On exam she was noted to be non-interactive, febrile to 104F, and with a heart rate of 179 bpm. On initial labs, her alcohol level was unremarkable, and urine drug screen was positive for amphetamines and THC. EKG revealed sinus tachycardia. Chest X-ray and CT of the head were normal. She was admitted to the medical ICU for hyperthermia in the setting of suspected amphetamine overdose, cooled and treated with lorazepam, intravenous fluids, and dextrose with rapid resolution of symptoms. Once she was transferred to the general medical floor, a further review of systems revealed a similar episode several months prior to this presentation in the setting of drug intoxication. Furthermore she reported several years of persistent tachycardia, mild tremors, and increased exertional diaphoresis. A subsequent physical examination revealed a return to baseline of her mental status, no exophthalmos, a normal thyroid exam, mild tachycardia, and fine tremors.

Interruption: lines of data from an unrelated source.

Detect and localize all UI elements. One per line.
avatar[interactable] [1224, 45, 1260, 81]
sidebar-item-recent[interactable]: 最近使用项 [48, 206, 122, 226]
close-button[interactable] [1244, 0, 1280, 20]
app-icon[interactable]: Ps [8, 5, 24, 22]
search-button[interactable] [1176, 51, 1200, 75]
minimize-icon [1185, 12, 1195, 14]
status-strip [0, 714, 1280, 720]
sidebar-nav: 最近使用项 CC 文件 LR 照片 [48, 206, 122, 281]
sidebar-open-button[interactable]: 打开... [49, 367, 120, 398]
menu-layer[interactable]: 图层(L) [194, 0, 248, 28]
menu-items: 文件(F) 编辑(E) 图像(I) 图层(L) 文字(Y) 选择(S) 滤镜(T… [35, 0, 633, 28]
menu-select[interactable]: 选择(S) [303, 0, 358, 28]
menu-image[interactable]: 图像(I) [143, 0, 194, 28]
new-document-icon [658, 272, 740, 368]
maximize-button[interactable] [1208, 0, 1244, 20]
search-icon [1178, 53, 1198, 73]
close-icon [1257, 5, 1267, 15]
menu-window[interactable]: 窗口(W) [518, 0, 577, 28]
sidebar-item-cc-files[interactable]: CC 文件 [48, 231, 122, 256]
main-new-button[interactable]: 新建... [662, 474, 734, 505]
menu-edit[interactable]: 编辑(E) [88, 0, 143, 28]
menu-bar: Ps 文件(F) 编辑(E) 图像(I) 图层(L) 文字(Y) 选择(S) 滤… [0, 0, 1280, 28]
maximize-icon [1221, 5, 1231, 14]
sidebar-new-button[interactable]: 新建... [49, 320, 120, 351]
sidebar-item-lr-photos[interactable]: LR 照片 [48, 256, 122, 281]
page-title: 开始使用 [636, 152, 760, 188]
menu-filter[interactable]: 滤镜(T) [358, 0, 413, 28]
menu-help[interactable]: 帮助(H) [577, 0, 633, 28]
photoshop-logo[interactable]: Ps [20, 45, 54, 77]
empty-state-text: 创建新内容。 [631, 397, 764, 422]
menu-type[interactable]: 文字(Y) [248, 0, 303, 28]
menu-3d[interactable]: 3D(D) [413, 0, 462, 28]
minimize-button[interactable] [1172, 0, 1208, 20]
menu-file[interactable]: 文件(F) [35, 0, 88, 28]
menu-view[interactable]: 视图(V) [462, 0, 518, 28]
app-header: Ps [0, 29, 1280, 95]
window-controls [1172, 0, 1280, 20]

Additional labs revealed undetectable TSH with elevated free T4 and free T3 to 4 and 8, respectively. Elevated thyroglobulin antibody, thyroid-stimulating immunoglobulin and thyroid peroxidase confirming underlying Grave’s disease.
Discussion: This patient presented with presumed amphetamine toxicity; however, she was ultimately diagnosed with autoimmune hyperthyroidism. This may explain why she had a much more severe reaction to the drugs than her friends at the same party. Both amphetamine toxicity and hyperthyroidism can cause hyperthermia, diaphoresis and tachycardia. As discussed in other case reports, our patient’s underlying hyperthyroidism may have potentiated and exacerbated her severe reaction to toxic ingestion. Likewise, had the diagnosis anchored solely on her drug use, her underlying endocrine disorder may have gone undiagnosed for even longer. Hospitalists often take over care from the ICU and are vulnerable to multiple forms of bias that can prevent critical thinking and questioning about the initial diagnosis. This reminds us to be mindful of anchoring, premature closure, and authority biases.
Conclusions: The overlap of these two syndromes in this case highlights the importance of maintaining broad differentials. Thorough history taking and review of systems help to avoid cognitive bias, especially when assuming care from other services. This case also contributes to the limited case reports in the literature about severe toxic reactions to stimulant ingestion in the setting of underlying hyperthyroidism.